Friday, January 16, 2009

Broadband infrastructure provisions of U.S. economic stimulus legislation

The House Appropriations Committee has released a draft of the economic stimulus legislation titled the American Recovery and Reinvestment Act of 2009 appropriating $6 billion in loans, loan guarantees and grants for the build out open access broadband telecommunications infrastructure.

Slightly less than half of the funds will be directed to the Rural Utilities Service prioritizing rural areas that received funding for electrification under the Rural Electrification Act of 1936. The Secretary of Agriculture would determine which rural areas lack sufficient access to high speed broadband service.

The balance of the funding would be directed to a State Broadband Data and Development Grant Program administered by the National Telecommunications and Information Administration. (NTIA) $1 billion would be allocated to wireless and $1.85 billion to wireline broadband; up to 20 percent could be shifted between wireless and wireline.
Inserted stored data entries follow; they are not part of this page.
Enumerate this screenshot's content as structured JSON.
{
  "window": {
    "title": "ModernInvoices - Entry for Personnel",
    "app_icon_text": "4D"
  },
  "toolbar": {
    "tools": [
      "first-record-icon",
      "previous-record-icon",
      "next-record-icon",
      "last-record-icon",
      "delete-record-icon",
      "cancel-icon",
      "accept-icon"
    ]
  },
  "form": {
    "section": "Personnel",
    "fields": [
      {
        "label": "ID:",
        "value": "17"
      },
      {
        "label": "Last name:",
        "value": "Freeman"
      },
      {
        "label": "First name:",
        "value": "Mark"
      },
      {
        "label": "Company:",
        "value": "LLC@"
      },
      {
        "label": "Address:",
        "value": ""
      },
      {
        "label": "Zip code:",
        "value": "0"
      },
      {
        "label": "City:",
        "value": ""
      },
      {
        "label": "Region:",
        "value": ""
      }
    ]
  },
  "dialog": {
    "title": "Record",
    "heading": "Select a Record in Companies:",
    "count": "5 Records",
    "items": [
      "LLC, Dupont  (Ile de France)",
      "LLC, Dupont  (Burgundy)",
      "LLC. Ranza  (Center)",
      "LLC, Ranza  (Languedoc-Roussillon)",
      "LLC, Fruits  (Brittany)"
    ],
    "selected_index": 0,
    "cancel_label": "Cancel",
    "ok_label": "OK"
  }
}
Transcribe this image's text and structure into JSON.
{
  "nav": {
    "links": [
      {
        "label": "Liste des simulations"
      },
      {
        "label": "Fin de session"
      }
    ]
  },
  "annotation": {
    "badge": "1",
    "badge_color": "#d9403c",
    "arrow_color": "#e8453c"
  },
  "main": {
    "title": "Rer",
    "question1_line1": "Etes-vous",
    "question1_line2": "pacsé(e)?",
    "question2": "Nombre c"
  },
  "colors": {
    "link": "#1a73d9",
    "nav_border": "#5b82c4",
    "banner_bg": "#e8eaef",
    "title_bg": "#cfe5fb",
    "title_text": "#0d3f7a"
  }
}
Within 75 days of the proposed legislation's enactment, states desiring access to funding would be required to submit reports to the NTIA identifying areas with the greatest need for broadband infrastructure. States would be required to identify those areas that lack basic wireline broadband -- defined asymetrically under the measure as capable of providing throughput of at least (not "up to") 5 Mbs download and 1 Mbs upload -- and advanced wireline broadband -- defined asymetrically as 45 Mbs download and 20 Mbs for uploads. Both voice only and advanced wireless telecommunications infrastructure are eligible for funding, however 75 percent would be set aside for advanced wireless infrastructure in capable of providing broadband connectivity of 3 Mbs down and 1 Mbs up.

Lacking from the throughput requirements for both wireline and wireless broadband are latency standards, which should be a maximum of 50-60 milliseconds.


Notably, entities eligible for grant funding include private providers of broadband services, states, local governments and other entities as authorized by the NTIA. The measure requires the agency to adopt rules to prevent unjust enrichment of grant recipients including meeting build out requirements for proposed projects.

The bill leaves it to the Federal Communications Commission to define broadband ‘‘unserved" and "underserved" areas as well as what constitutes open access broadband infrastructure. I would suggest that it be defined to mean the opposite of the proprietary broadband infrastructure owned by the large telcos and cable companies that has been only partially built out, leaving gaping broadband black holes and lack of access to modern IP-based telecommunications services. As World Wide Web creator Vint Cerf observed in 2008, these providers have impeded the expansion of broadband since they have large amounts invested in legacy infrastructure that was never intended for broadband and IP-based services.